With international help, the community has built a beautiful school from tires and mud, and installed some solar panels to supplement its generator for electricity. Obviously they would like to stay where they are, but their days may be numbered. Eid says the High Court has temporarily blocked the army's order to displace them to Jericho, but it could be reinstated and carried out at any time. "If you take a Bedouin out of the desert, you kill him."

Amjad Alqasis
We learned more about refugees and internally displaced persons from BADIL, the Resource Center for Palestinian Residency and Refugee Rights. Amjad Alqasis told us that last year the Army destroyed one village 22 times, but the Palestinians kept rebuilding it because they had nowhere else to go. He says Israel has a "silent transfer policy," displacing a few hundred people at a time so as not to call attention to it.  
Amjad says Israel has no law prohibiting discrimination, "because the whole legal system is racist and discriminatory." Israeli citizens who are Palestinians are treated inferior to Israeli nationals (Jews) according to 25 different laws.
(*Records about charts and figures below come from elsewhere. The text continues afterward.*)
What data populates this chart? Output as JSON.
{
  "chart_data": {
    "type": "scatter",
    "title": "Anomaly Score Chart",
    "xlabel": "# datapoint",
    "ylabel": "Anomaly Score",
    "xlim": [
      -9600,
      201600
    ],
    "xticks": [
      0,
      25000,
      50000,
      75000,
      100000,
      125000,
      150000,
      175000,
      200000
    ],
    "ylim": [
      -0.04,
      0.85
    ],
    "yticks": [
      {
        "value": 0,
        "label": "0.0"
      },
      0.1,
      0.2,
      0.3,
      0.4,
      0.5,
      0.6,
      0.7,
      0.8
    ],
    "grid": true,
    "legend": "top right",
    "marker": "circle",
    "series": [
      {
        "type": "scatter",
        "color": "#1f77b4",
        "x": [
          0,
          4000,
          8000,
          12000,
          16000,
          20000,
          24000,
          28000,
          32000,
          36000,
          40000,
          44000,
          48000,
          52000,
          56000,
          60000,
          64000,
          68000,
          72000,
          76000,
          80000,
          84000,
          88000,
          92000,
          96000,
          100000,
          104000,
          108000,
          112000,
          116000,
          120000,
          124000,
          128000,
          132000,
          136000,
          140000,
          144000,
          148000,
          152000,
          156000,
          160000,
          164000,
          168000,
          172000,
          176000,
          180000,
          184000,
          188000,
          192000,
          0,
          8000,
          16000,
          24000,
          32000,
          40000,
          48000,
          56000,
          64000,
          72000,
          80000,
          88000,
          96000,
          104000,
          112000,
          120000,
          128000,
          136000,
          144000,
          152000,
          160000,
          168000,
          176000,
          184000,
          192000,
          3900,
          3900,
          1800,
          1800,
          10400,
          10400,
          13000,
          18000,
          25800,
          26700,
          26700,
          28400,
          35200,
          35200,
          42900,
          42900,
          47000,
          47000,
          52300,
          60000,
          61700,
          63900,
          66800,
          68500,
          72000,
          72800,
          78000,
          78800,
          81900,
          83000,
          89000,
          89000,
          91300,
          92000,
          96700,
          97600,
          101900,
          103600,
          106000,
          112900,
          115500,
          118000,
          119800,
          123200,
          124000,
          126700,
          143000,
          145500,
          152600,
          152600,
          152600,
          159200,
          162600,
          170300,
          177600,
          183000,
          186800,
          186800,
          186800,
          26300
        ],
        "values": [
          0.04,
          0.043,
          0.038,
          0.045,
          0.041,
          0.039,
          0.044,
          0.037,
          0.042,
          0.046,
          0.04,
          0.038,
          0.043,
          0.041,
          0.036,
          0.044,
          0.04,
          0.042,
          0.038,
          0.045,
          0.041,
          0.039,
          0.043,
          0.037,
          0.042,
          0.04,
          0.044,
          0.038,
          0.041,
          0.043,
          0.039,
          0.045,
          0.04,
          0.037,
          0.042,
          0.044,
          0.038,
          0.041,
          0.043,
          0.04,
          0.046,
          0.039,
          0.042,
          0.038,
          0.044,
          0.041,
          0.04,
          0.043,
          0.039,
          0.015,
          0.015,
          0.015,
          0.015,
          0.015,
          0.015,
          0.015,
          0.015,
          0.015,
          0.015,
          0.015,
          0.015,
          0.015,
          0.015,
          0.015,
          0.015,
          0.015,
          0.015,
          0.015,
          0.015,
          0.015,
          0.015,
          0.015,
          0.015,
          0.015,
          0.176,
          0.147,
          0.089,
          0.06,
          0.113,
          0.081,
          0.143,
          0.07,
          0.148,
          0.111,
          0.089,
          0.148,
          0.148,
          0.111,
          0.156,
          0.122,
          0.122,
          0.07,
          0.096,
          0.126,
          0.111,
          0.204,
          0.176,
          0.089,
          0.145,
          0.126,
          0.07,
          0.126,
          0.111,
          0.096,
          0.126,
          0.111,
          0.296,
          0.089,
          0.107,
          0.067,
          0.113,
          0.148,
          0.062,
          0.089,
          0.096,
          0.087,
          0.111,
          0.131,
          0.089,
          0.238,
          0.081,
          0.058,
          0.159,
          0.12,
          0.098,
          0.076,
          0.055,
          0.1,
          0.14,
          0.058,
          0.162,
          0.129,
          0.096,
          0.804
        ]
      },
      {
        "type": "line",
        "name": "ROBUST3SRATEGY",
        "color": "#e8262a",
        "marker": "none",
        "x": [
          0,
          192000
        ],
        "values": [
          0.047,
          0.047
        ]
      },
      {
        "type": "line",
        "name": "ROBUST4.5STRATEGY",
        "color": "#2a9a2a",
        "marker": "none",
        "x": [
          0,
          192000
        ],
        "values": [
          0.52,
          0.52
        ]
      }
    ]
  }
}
Amjad sees signs of hope: people are using the term "apartheid" to describe the situation more and more, and South Africa, Denmark, and Sweden have started labeling products made in illegal settlements. He thinks the boycott, divestment, and sanctions movement is critical for ending the occupation.

Rev. Mitri Raheb
That is also the view of the Rev. Mitri Raheb, pastor of the Christmas Lutheran Church in Bethlehem and one of the authors of the 2009 Kairos Palestine appeal of Palestinian Christian church leaders to the international community.  He says "We call for non-violent creative resistance to free the occupiers from the occupation, and BDS is the tool."

Mitri's church is the base of the Diyar Consortium, which serves the whole Palestinian community with emphasis on children, youth, and women.

This was our last visit with the Interfaith Peace-Builders delegation. Tomorrow I am off to visit a Palestinian Christian family in northern Israel.